OpenAI underscores that “Plus, Pro, Business, Enterprise, and Education tiers will not have ads,” reasserting a two-tier internet: ad-supported for the masses, ad-free for those who can afford subscriptions or corporate licenses.

The company insists that “people keep meaningful control over their experience,” signaling that users will have at least some ability to manage or mute ad exposure, and reiterates that “conversations stay private” and are not shared with advertisers.

Still, the very act of placing paid messages beside AI-generated guidance on “important and personal tasks” invites scrutiny. How aggressively can OpenAI personalize ad relevance without breaching the spirit of its own promises?

The road ahead: global rollout, global scrutiny

Chronologically, OpenAI’s move looks less like an experiment and more like a phased rollout of a core revenue pillar:

  • Early pilot – OpenAI works directly with a “small group of advertisers” to test ChatGPT campaigns and refine its ad principles.
  • May 5, 2026 – The company announces expanded buying options, a partner ecosystem, CPC bidding, and the beta self-serve Ads Manager for U.S. advertisers.
  • May 7, 2026 – OpenAI confirms that it is “beginning to test ads in ChatGPT in the U.S.” for logged-in adult users on Free and Go tiers, with higher-paid plans remaining ad-free.
  • Coming weeks and months – The ads pilot is slated to expand first to Canada, Australia, and New Zealand, then to the U.K., Mexico, Brazil, Japan, and South Korea, with ambitions to reach “many more markets this year.”

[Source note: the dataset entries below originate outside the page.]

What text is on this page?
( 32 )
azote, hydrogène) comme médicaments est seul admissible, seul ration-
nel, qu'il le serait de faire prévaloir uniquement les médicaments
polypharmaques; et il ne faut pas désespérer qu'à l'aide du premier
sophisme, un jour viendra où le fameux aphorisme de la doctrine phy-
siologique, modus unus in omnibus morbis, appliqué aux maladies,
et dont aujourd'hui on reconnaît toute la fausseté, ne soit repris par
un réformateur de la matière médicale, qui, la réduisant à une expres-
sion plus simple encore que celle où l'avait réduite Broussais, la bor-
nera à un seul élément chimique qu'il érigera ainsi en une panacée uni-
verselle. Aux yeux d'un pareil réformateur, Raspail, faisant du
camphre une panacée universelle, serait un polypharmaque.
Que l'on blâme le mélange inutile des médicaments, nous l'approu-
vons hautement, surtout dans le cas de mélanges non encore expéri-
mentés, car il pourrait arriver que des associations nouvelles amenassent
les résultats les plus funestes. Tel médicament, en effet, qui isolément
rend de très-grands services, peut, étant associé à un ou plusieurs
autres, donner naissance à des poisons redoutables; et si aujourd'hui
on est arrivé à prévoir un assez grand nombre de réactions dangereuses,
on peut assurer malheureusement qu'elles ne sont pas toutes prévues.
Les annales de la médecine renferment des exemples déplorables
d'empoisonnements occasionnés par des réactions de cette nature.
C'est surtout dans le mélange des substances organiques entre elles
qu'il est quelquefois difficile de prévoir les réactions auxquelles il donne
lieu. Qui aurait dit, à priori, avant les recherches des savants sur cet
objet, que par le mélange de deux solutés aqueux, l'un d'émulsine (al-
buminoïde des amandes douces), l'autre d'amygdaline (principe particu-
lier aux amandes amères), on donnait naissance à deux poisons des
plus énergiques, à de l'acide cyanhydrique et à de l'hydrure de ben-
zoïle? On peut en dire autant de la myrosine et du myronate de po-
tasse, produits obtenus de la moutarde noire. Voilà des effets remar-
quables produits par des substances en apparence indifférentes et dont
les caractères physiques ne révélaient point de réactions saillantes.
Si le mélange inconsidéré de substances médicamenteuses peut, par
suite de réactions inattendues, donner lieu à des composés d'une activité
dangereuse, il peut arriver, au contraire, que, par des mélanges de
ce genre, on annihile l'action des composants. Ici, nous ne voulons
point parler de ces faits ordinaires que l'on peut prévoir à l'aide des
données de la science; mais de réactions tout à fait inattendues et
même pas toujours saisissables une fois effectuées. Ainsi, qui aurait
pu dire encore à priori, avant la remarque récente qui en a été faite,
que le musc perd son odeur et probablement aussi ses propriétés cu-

At each step, OpenAI repeats three mantras: ads will not change ChatGPT’s answers; conversations will remain private; and users will retain control.

Whether that’s enough to keep regulators, privacy advocates, and everyday users on side will depend less on the blog posts and more on the lived experience: which questions trigger ads, how aggressively they’re targeted, how easy they are to dismiss — and whether an AI assistant that helps you plan your life can really stay neutral when there’s now a line item on the balance sheet called “Ads.”